Mahkemece yargılama sırasında 22/06/2010 tarihli duruşmada ... Belediyesinin, 29/01/2013 tarihli duruşmada fen bilirkişi raporunda (b) harfi ile gösterilen kısmın kendisine ait olduğu gerekçesiyle ...’ın davaya dahil edilmesine, 24/06/2014 tarihli duruşmada davanın ... Belediyesine ihbarına karar verildikten sonra; davanın kısmen kabulü ile 1050 ada 2 parselin 324470/360452 hissesinin iptali ile davacı adına tesciline, bakiye hissenin ... üzerinde bırakılmasına karar verilmiş, hüküm davalı ... tarafından temyiz edilmiştir.
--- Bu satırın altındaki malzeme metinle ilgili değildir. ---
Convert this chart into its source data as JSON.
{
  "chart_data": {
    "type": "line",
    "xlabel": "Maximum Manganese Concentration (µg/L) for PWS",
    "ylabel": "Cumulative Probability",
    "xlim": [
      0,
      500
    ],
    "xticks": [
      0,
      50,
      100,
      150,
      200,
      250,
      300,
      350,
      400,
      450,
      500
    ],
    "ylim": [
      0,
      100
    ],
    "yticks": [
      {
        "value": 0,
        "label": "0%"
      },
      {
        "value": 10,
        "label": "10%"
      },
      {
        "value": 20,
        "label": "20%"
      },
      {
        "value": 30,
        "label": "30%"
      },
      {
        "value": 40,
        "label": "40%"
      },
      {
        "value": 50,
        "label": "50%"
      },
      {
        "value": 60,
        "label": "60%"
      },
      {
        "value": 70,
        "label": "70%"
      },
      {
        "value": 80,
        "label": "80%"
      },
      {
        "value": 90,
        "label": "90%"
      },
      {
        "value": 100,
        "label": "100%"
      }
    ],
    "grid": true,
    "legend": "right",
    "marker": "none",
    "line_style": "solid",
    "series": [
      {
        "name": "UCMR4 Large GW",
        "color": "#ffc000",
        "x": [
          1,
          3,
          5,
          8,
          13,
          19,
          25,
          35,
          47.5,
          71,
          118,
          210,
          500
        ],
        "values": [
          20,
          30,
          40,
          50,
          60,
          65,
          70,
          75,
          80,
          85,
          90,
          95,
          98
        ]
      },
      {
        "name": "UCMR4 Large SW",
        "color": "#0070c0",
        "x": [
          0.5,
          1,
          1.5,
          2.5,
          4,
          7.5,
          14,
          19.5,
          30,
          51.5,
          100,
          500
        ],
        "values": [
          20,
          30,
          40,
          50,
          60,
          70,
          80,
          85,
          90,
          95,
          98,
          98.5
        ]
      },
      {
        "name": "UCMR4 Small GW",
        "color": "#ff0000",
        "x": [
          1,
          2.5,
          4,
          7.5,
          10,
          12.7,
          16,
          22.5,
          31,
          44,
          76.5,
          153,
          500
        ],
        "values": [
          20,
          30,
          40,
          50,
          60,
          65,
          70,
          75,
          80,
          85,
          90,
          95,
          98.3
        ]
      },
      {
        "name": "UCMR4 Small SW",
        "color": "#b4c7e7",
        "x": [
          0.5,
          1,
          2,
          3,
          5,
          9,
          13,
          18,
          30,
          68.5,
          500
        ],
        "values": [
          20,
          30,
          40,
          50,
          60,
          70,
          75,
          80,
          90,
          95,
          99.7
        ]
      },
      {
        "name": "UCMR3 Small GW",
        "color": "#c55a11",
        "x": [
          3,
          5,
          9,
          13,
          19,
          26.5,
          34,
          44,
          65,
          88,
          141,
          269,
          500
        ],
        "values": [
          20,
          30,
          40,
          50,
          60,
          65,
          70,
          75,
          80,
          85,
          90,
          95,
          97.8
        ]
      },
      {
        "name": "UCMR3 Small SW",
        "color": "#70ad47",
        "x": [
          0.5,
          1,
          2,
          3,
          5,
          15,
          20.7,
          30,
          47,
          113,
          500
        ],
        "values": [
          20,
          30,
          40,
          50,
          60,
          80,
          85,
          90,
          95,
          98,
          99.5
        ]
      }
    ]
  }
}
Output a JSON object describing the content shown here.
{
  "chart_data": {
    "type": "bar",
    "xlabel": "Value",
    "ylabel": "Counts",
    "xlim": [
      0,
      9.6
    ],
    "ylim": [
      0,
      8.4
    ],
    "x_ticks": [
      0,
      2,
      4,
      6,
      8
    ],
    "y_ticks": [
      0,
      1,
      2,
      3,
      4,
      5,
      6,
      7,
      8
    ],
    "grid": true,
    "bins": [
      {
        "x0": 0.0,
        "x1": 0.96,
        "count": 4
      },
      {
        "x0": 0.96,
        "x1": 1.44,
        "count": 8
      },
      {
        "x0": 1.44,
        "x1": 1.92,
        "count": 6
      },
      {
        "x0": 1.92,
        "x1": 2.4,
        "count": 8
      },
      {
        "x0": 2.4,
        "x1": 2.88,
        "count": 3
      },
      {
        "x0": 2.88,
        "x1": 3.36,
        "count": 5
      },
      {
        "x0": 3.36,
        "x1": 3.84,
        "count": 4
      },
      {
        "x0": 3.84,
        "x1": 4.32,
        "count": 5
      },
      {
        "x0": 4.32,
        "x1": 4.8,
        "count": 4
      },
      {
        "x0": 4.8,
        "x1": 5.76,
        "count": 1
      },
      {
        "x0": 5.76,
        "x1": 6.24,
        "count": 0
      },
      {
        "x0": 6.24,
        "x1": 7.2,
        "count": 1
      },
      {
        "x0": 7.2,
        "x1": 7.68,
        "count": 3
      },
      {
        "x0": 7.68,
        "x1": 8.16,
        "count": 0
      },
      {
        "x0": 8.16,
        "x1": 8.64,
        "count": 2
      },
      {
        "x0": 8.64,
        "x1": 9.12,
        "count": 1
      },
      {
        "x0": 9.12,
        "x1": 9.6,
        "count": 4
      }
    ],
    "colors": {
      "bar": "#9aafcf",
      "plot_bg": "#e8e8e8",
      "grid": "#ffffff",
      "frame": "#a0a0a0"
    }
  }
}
Dava kadastro sırasında tescil harici bırakılıp dava tarihinden önce idari yoldan tapuya kaydedilen taşınmazın tapu oluşmadan önceki zilyetlik hukuki nedenine dayalı tapu iptali ve tescil istemine ilişkindir.
Çekişmeli taşınmaz ve çevresi yörede 1960 yılında yapılan tapulama sırasında nedeni belirtilmeden tapulama harici bırakılmış, tescili istenen taşınmaz 2008 yılında idari yoldan 1553 parsel sayısı ve 480284,58 m2 yüzölçümü ile ... adına tescil edilmiş, imar uygulamasında 1050 ada 2 ve 3 parseller olarak ifraz edilmiş, arsa olarak ayrılmıştır.
Mahkemece davanın kısmen kabulüne karar verilmiş ise de verilen karar usul ve yasaya aykırıdır. Şöyle ki; dava zilyetlik nedenine dayalı tapu iptali ve tescil davasıdır, az yukarıda açıklandığı üzere dava konusu taşınmaz tesis kadastrosunda / tapulama çalışmasında tescil harici bırakılmış, dava tarihinden önce idari yoldan tapuya tescil edilmiştir. Davacı kazandırıcı zamanaşımı zilyetliğiyle mülk edinme koşullarının lehine oluştuğunu ileri sürmektedir.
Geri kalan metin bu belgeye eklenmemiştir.